GSK-3 inhibitors have become indispensable tools in scientific research, facilitating the dissection of GSK-3-mediated pathways and the validation of GSK-3 as a therapeutic target. A wide range of GSK-3 inhibitors have been developed, including synthetic small molecules (e.g., SB216763, CHIR99021), natural products (e.g., lithium, curcumin), and peptide inhibitors. These inhibitors vary in their potency, selectivity for GSK-3 isoforms, and binding modes, making them suitable for different research applications. For example, CHIR99021, a selective GSK-3β inhibitor, is commonly used in stem cell research to maintain pluripotency, while SB216763 is used to study the role of GSK-3 in neurodegeneration.

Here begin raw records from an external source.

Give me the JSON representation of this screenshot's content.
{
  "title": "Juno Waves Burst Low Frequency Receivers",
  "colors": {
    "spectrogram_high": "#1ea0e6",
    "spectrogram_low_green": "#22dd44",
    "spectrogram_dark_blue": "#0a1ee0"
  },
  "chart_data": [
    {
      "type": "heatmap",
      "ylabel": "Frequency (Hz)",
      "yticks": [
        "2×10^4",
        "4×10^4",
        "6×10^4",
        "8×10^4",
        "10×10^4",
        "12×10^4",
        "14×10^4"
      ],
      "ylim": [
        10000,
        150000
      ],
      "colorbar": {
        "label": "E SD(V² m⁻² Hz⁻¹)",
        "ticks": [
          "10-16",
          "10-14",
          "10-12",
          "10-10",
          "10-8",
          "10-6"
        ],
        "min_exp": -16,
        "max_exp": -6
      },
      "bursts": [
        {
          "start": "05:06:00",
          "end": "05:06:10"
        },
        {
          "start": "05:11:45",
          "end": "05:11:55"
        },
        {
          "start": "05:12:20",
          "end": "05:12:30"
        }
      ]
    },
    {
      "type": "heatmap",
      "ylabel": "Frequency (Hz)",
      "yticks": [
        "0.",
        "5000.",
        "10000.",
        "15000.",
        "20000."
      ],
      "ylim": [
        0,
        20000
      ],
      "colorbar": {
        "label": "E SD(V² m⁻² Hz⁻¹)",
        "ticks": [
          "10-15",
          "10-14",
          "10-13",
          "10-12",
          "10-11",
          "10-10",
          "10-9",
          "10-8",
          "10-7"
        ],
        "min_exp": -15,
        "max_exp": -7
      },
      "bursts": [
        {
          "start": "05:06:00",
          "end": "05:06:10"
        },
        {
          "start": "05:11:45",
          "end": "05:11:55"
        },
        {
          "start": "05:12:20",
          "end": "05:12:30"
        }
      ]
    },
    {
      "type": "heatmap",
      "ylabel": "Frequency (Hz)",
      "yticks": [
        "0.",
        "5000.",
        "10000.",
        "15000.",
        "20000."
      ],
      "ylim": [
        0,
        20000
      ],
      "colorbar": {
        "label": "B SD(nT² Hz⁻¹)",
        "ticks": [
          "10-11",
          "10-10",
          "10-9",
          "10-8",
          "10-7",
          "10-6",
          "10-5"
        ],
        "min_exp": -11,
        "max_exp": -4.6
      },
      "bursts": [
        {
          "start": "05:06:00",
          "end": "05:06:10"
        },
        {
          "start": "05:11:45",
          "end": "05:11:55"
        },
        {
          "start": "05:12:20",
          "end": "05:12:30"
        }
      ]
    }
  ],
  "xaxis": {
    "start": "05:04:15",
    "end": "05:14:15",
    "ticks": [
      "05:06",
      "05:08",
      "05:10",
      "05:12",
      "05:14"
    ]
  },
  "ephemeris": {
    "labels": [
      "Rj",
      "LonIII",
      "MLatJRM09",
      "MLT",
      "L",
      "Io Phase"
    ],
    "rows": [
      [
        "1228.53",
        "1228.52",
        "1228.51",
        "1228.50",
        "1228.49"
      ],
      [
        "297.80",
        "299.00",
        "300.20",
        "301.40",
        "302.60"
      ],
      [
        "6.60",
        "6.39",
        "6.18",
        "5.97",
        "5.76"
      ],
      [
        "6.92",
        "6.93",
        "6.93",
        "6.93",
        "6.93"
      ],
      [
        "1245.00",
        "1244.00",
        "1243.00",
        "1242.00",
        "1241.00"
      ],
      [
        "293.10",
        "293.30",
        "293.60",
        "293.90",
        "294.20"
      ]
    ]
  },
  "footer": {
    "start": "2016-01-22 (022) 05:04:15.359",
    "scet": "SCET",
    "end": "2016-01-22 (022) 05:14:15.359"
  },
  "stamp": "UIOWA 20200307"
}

Despite their utility in research, the translational potential of GSK-3 inhibitors has been hindered by challenges such as off-target effects, toxicity, and limited efficacy in clinical trials. However, recent advances in structure-based drug design have led to the development of more selective and potent GSK-3 inhibitors, addressing some of these limitations. For example, inhibitors that target the unique N-terminal region of GSK-3β have been shown to exhibit higher isoform specificity, reducing off-target effects on GSK-3α. Additionally, combination therapies involving GSK-3 inhibitors and other pathway modulators are being explored in cancer and neurodegenerative disease research, aiming to enhance efficacy and reduce toxicity.
In conclusion, GSK-3 inhibitors have significantly advanced our understanding of glycogen synthase kinase-3-mediated pathways, substrate regulation, and isoform-specific functions. As research continues to unravel the complex mechanisms underlying GSK-3 activity and the effects of inhibition, the development of more selective and effective GSK-3 inhibitors holds great promise for the treatment of a wide range of diseases. The ongoing integration of structural biology, proteomics, and preclinical models in GSK-3 inhibitor research will continue to drive scientific progress and translational success in this field.